Harris and Riesselman will receive honoraria and engraved awards and deliver lectures at the DOE CSGF Annual Program Review in Arlington, Virginia, in July.
Harris, a fellow from 2013 to 2017, earned an undergraduate degree in physics from the University of California, Santa Barbara, in 2012 and master’s and doctoral degrees in astrophysics from the University of California, Berkeley, in 2013 and 2017. Her research has focused on Type IA supernovae, the remains of sunlike stars that exploded while interacting with another stellar body. Astronomers are particularly interested in this supernova variety because they’re standard candles: They all shine with the same brightness, making them useful for calculating distances from Earth. Harris has used simulations to examine how these supernovae interact with the gas surrounding them to better understand the original stars that spawned them.
At Michigan State, Harris implements state-of-the-art codes for high-order calculations of supernovae from massive stars with rotating cores. In these systems the star’s magnetic fields and rotation interact, generating more powerful explosions.
Riesselman, a fellow from 2014-2018, received a bachelor’s degree in biochemistry from Drake University in 2014 and his doctorate in biomedical informatics from Harvard University in 2018. His research has used computation to connect DNA sequences with the physical traits or diseases they produce. His machine-learning models group and categorize families of biological data to understand which genetic mutations are beneficial or neutral versus those that are harmful. This approach can help biologists prioritize experiments by narrowing billions of testable hypotheses down to the top 200,000 that are most likely to prove fruitful in understanding genetic diversity.
At Insitro, Riesselman works with wet-lab researchers to design experiments. He integrates machine-learning algorithms with high-throughput biological measurements.

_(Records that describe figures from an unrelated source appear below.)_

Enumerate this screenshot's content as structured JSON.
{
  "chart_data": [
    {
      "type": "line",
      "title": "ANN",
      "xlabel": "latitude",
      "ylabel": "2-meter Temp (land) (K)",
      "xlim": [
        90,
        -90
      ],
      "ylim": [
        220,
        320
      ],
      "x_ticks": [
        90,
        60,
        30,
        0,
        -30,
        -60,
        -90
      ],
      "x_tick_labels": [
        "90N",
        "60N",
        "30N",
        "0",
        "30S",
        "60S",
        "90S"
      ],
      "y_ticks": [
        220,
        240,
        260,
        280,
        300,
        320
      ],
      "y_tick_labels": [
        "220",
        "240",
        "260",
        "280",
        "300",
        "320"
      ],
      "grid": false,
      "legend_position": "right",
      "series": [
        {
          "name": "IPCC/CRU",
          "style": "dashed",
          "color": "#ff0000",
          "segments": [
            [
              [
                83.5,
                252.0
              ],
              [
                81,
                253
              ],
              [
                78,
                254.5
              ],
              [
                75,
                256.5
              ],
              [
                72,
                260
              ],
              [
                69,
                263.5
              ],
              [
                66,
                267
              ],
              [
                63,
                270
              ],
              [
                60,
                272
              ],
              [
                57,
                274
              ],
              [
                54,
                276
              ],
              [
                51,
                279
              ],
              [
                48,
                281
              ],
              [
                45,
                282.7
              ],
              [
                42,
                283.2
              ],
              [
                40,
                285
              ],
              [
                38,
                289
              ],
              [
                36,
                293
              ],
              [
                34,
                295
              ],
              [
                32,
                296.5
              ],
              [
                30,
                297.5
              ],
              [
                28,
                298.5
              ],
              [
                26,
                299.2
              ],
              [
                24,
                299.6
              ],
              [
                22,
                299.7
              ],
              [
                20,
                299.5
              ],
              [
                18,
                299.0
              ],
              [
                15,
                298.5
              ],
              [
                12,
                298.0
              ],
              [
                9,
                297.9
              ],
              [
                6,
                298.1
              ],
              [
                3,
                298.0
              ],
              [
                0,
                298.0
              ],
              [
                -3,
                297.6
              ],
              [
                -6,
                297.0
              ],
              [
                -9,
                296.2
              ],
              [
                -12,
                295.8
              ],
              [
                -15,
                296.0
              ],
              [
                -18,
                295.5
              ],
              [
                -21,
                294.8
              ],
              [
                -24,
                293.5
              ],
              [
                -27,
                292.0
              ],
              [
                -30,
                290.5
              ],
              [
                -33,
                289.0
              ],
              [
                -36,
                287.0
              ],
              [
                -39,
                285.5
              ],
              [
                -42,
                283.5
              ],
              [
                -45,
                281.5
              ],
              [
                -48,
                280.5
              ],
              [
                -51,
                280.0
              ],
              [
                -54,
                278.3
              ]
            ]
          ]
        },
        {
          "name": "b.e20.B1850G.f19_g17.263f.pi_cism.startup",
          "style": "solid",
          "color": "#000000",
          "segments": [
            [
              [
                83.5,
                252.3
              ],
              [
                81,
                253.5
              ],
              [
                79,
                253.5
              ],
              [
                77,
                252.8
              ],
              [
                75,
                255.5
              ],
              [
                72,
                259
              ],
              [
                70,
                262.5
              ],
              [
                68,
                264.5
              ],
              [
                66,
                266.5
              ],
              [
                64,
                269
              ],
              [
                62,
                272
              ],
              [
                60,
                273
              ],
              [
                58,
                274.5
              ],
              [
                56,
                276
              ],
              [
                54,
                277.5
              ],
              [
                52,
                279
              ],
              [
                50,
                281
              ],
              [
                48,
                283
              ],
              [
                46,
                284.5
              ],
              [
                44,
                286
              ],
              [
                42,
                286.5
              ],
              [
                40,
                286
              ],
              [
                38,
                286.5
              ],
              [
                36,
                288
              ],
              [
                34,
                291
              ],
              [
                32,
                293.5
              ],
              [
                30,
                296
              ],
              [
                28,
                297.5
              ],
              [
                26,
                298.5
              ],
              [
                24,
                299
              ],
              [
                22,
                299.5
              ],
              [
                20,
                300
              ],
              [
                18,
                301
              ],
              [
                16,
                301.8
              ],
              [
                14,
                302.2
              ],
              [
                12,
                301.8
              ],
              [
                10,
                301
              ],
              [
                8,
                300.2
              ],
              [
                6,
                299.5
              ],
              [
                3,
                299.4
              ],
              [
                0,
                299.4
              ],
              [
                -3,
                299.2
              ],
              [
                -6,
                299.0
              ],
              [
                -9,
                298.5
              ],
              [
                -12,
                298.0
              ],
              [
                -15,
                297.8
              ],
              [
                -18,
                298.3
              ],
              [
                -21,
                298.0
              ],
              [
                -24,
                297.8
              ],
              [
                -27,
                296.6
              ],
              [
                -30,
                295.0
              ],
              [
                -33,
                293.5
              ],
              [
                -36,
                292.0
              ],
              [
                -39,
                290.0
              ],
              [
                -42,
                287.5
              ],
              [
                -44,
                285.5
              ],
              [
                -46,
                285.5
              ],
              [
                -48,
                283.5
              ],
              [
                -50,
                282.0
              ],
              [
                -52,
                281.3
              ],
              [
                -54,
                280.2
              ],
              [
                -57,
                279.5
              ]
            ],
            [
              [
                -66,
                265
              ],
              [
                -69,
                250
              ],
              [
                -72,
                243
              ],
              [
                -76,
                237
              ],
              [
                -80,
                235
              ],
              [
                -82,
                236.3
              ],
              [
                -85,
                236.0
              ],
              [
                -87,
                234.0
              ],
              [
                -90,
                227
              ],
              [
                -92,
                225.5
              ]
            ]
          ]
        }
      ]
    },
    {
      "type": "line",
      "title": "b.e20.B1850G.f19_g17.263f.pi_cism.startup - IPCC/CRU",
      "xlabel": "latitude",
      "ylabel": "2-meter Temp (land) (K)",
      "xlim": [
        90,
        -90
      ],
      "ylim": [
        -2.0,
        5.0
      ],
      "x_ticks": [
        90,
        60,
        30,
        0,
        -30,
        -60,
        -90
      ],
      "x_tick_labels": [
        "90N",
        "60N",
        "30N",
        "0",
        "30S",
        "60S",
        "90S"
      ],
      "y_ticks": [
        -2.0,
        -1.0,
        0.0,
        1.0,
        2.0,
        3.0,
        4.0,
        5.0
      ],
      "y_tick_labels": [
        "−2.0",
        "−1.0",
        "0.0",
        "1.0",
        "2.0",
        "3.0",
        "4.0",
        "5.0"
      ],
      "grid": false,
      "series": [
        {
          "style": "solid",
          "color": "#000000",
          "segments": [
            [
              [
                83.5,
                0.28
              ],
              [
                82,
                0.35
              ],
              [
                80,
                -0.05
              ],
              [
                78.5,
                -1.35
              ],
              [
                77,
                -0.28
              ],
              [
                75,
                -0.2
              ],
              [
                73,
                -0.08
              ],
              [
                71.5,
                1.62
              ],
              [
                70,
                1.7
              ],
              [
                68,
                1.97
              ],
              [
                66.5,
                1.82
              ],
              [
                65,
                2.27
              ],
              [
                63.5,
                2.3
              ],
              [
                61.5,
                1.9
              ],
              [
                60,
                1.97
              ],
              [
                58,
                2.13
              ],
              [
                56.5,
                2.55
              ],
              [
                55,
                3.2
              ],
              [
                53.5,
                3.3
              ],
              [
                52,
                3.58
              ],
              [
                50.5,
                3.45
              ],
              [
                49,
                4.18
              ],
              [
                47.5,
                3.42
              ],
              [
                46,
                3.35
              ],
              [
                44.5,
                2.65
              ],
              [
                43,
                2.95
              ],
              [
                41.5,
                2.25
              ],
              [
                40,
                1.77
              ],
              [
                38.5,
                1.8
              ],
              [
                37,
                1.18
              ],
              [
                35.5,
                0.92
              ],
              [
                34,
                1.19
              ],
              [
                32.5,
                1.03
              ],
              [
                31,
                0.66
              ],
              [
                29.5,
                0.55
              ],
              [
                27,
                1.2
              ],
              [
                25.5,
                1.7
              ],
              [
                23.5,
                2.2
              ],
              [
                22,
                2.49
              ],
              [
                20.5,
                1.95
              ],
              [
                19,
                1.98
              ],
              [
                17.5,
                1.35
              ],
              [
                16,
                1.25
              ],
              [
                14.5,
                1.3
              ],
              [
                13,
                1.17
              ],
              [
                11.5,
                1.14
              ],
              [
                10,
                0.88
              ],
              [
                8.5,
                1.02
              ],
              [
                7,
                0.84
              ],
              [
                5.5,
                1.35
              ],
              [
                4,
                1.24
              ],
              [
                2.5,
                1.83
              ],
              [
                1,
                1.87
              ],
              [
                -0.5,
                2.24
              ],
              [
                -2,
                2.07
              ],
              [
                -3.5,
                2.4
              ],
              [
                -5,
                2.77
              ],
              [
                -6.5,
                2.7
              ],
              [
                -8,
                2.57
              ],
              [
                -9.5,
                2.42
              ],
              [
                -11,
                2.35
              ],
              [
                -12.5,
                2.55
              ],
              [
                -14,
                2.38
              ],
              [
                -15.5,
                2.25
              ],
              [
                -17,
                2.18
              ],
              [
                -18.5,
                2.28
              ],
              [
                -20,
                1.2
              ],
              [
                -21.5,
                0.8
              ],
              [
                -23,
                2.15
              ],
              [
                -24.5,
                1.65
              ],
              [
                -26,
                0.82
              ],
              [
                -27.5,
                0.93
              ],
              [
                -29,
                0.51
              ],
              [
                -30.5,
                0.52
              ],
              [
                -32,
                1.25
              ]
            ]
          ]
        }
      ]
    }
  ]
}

Both Howes scholars have been active in sharing their science and assisting other students. Harris often has spoken on the science of the Star Wars movies – sometimes in costume. More frequently, she has worked as a mentor and mental health advocate, drawing on her experience overcoming such issues as a doctoral student. In 2016 she delivered a talk at the UC Berkeley Mental Health Conference, helping destigmatize the subject and inform others about campus resources. At Michigan State, she is one of three coordinators for the Stellar Mentorship program, an astronomy department initiative that offers broad-based career support from the undergraduate level to faculty.
As a doctoral student, Riesselman helped create teaching sessions for his research group about the latest machine-learning methods. He worked with Science in the News, a Harvard graduate student organization focused on communication, writing and editing for the group’s online publication and participating in a Reddit “Ask Me Anything” discussion about artificial intelligence. For several years, he also represented computational biology at career fairs for the Health Professions Recruitment and Exposure Program (HPREP), an outreach group focused on underprivileged high school students in the Boston area.